Kondisi Buruk Perempuan di Prancis; Simbol Misogini di Barat
(last modified Sun, 18 Dec 2022 14:25:33 GMT )
Des 18, 2022 21:25 Asia/Jakarta
  • Demo anti-kekerasan seksual di Prancis
    Demo anti-kekerasan seksual di Prancis

Negara-negara Barat pimpinan AS senantiasa mengklaim membela HAM termasuk hak perempuan, tapi jika kita menyimak data dan laporan media di bidang ini, maka akan kita temukan gambaran menakutkan dari kondisi buruk perempuan di Barat.

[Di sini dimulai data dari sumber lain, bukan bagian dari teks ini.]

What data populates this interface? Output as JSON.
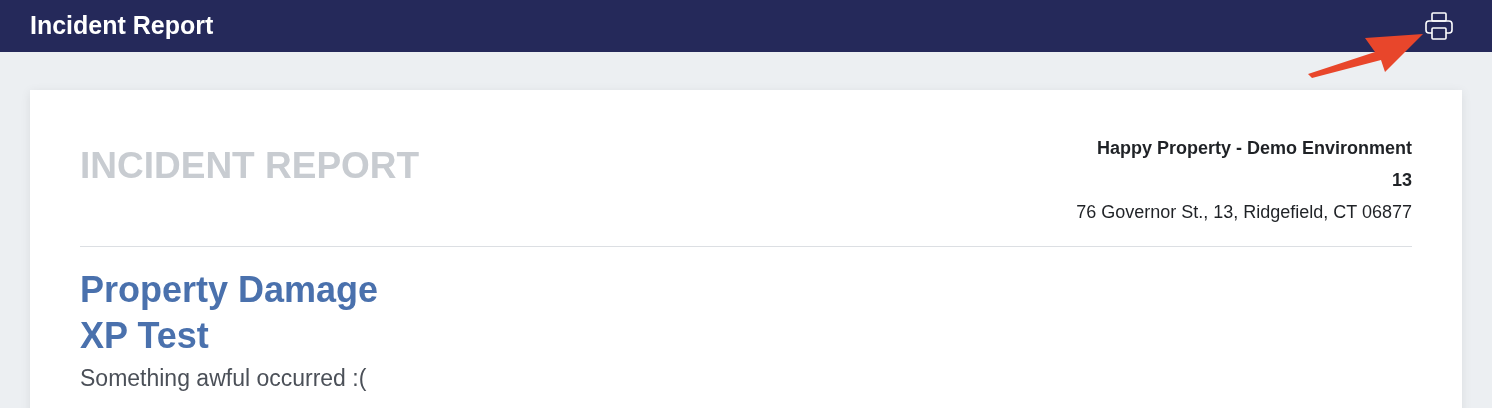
{
  "header": {
    "title": "Incident Report"
  },
  "report": {
    "heading": "INCIDENT REPORT",
    "property_name": "Happy Property - Demo Environment",
    "unit": "13",
    "address": "76 Governor St., 13, Ridgefield, CT 06877",
    "incident_type": "Property Damage",
    "incident_title": "XP Test",
    "description": "Something awful occurred :("
  }
}
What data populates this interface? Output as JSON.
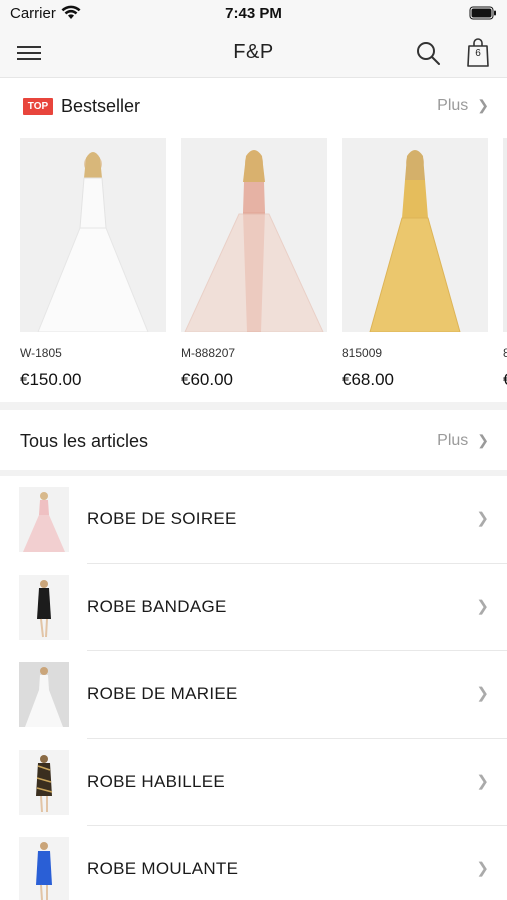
{
  "status_bar": {
    "carrier": "Carrier",
    "time": "7:43 PM"
  },
  "nav": {
    "title": "F&P",
    "bag_count": "6"
  },
  "bestseller": {
    "badge": "TOP",
    "title": "Bestseller",
    "more": "Plus",
    "products": [
      {
        "sku": "W-1805",
        "price": "€150.00",
        "dress_color": "#f4f4f2"
      },
      {
        "sku": "M-888207",
        "price": "€60.00",
        "dress_color": "#e8b7a8"
      },
      {
        "sku": "815009",
        "price": "€68.00",
        "dress_color": "#e9c46a"
      },
      {
        "sku": "8",
        "price": "€"
      }
    ]
  },
  "articles": {
    "title": "Tous les articles",
    "more": "Plus",
    "categories": [
      {
        "label": "ROBE DE SOIREE",
        "dress_color": "#efc0c2"
      },
      {
        "label": "ROBE BANDAGE",
        "dress_color": "#1c1c1c"
      },
      {
        "label": "ROBE DE MARIEE",
        "dress_color": "#f5f5f5"
      },
      {
        "label": "ROBE HABILLEE",
        "dress_color": "#3a2e1f"
      },
      {
        "label": "ROBE MOULANTE",
        "dress_color": "#2a5fd6"
      }
    ]
  },
  "colors": {
    "accent": "#e8453c",
    "muted": "#9a9a9a"
  }
}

Prancis, yang merupakan salah satu pengklaim utama slogan liberal Barat di bidang hak asasi manusia, memiliki situasi yang mengerikan di bidang perempuan dan hak-haknya. Menurut laporan yang diterbitkan oleh Kementerian Dalam Negeri Prancis tentang statistik pembunuhan wanita pada tahun 2021, jumlah wanita yang dibunuh oleh suaminya meningkat sebesar 20 persen.

Berdasarkan data laporan yang dirilis dengan tema "Pembunuhan Sadis di antara Suami-Istri", tahun 2021 sebanyak 122 perempuan dibunuh oleh suami atau mantan suaminya. Dengan demikian di tahun lalu dan rata-rata setiap dua hari setengah terjadi pembunuhan keluarga di Prancis.

Seperti tahun-tahun sebelumnya, perempuan menjadi korban utama pembunuhan keluarga. Pada tahun 2020, 102 dan 146 wanita meninggal dalam kekerasan antar pasangan. Antara tahun 2020 dan 2021, kekerasan dalam rumah tangga di negara tersebut meningkat sebesar 21 persen, yang sebagian besar disebabkan oleh kekerasan fisik. 208.000 kasus kekerasan dalam rumah tangga yang terdaftar pada tahun 2022 adalah satu-satunya kasus di mana pelapor pergi ke komisariat atau gendarmerie. Selain itu, masalah lain yang mengkhawatirkan dalam masyarakat Prancis adalah tingginya tingkat pelecehan seksual di tempat kerja.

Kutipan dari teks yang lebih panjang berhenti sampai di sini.